Le français, encore vaincu

 Mathieu Bock-Côté | Journal de Montréal

 

…si nous ne donnons pas un sérieux coup de barre pour redresser la situation, le français deviendra minoritaire à Montréal

 

Depuis près de 20 ans, une question hante régulièrement les instances du Parti québécois: faut-il oui ou non appliquer la loi 101 au niveau collégial?

Deux camps s’affrontent inégalement.

Le premier camp, minoritaire mais pugnace, croit que la chose est nécessaire.

Son avis?

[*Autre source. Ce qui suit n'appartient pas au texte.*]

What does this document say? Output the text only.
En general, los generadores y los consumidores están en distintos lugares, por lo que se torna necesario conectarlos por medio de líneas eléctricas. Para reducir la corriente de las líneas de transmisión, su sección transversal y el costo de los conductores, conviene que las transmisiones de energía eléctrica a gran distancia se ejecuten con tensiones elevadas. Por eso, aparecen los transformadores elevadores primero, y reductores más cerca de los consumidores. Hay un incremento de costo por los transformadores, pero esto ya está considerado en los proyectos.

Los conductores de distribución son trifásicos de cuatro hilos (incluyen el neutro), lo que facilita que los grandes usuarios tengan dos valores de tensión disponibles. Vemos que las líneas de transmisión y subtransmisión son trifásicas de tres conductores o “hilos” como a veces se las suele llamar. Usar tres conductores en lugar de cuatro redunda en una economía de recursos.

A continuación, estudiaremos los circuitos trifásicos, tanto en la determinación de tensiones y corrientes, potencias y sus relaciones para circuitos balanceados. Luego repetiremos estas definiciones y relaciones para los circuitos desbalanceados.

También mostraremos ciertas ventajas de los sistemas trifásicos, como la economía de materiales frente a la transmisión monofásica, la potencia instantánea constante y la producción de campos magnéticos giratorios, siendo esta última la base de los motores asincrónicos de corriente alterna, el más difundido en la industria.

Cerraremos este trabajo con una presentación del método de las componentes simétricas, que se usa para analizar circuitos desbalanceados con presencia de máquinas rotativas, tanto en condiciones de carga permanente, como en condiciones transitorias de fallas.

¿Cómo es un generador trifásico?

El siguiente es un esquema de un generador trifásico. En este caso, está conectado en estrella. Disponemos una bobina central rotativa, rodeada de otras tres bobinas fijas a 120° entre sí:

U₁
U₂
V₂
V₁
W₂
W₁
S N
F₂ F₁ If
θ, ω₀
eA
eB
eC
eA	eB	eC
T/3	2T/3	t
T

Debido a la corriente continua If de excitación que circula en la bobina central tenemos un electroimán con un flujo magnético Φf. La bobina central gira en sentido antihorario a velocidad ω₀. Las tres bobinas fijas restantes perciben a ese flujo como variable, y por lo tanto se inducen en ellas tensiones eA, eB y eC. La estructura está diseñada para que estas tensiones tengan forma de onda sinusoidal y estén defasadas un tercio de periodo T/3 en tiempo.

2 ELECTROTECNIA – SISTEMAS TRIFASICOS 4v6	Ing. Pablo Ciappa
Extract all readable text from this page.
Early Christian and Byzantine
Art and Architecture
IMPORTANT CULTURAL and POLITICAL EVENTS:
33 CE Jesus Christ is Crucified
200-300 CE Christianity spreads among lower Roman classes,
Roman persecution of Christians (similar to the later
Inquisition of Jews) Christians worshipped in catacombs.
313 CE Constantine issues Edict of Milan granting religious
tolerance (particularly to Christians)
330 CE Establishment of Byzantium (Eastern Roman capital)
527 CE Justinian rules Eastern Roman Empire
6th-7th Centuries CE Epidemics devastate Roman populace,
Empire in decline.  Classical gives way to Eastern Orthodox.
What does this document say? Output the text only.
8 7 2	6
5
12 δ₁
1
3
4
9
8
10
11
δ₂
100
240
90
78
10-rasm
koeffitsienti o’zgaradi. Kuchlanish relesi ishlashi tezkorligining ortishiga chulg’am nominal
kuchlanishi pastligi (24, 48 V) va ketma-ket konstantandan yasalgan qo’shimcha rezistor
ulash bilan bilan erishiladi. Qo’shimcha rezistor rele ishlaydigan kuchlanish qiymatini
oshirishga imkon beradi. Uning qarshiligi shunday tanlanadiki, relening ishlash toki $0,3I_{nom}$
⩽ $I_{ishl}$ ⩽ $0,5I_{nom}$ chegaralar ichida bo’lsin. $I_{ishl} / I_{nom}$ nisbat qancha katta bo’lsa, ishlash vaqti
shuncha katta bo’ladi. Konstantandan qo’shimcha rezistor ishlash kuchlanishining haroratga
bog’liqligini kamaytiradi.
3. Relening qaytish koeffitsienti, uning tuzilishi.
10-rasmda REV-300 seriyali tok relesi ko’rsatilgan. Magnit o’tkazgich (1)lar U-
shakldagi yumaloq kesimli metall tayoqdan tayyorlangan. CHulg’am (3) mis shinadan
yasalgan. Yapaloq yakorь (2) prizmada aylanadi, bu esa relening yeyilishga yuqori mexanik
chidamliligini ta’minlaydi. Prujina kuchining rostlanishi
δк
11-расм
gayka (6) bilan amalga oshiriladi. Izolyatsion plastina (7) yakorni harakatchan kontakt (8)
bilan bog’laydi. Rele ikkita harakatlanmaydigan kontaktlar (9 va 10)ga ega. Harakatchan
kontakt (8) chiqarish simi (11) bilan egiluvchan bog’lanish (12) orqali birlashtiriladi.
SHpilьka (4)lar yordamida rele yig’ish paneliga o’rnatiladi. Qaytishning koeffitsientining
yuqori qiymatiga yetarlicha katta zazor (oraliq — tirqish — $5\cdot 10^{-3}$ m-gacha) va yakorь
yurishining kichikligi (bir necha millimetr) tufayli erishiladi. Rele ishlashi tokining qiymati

Il n’est pas normal que les jeunes, et notamment les jeunes immigrés, une fois leur secondaire terminé, puissent sortir tout simplement des institutions du Québec francophone, comme s’ils pouvaient enfin se délivrer d’une culture qui ne les intéresse pas vraiment.

La francisation ne consiste pas seulement à apprendre le français mais à s’intégrer culturellement à la majorité historique francophone.

Cégep

Pourquoi les Québécois devraient-ils financer leur anglicisation comme peuple à même leurs fonds publics?

Les institutions anglophones sont là pour assurer les droits historiques de la minorité anglaise, et non pas pour créer une société bilingue.

Les promoteurs du cégep français ajoutent: si nous ne donnons pas un sérieux coup de barre pour redresser la situation, le français deviendra minoritaire à Montréal.

Le deuxième camp rassemble l’establishment péquiste, qui a décrété depuis longtemps que l’application de la loi 101 au collégial était une mesure extrémiste.

Elle serait exagérément sévère et laisserait croire à une radicalisation du PQ. Elle ferait même fuir les électeurs. On aurait envie de répondre que le souverainisme bon chic bon genre y est parvenu sans aide.

Les élites péquistes nous disent: encourageons les jeunes à aller au cégep français mais ne les obligeons pas. Un mauvais esprit leur rappellera que c’était la position des adversaires de la loi 101 au moment de sa promulgation il y a 40 ans.

Ne nous faisons pas d’illusion: le deuxième camp l’emportera.

La vraie question est simple: le Québec doit-il être une société française ou une société bilingue?

Est-ce que le français doit clairement prédominer ou ne doit-il être qu’une langue sur deux, à laquelle on accorderait peut-être un petit avantage symbolique sans trop de conséquences pratiques?

Est-ce que nous considérons que tout ce qui pouvait être fait pour imposer le français comme langue commune a été fait? Nos élites le prétendent.

Certaines personnalités croient même venu le temps d’angliciser la vie publique au nom de l’ouverture aux anglophones et aux communautés culturelles.

On a récemment vu Amir Khadir poser une question en anglais à Martin Coiteux, qui lui a d’abord répondu en français, avant de s’en excuser! Ce qui est moderne, chez les décideurs, c’est la régression du français.

Il faudrait lancer une offensive très vigoureuse pour redresser la situation linguistique.

Franchise

Dire clairement qu’à Montréal, la situation est catastrophique.

Dire franchement que notre disparition comme peuple est enclenchée.

Dire que la jeunesse est en train de se perdre dans un franglais qui n’est qu’un dialecte de colonisés fiers de l’être.

Mais cela n’arrivera malheureusement pas.

Qu’est-ce que la modération politique au Québec?

Cela consiste à accepter de régresser comme peuple sans trop se plaindre, en restant piteusement calme, comme un bon toutou qu’on endort pour de bon sans trop de douleur.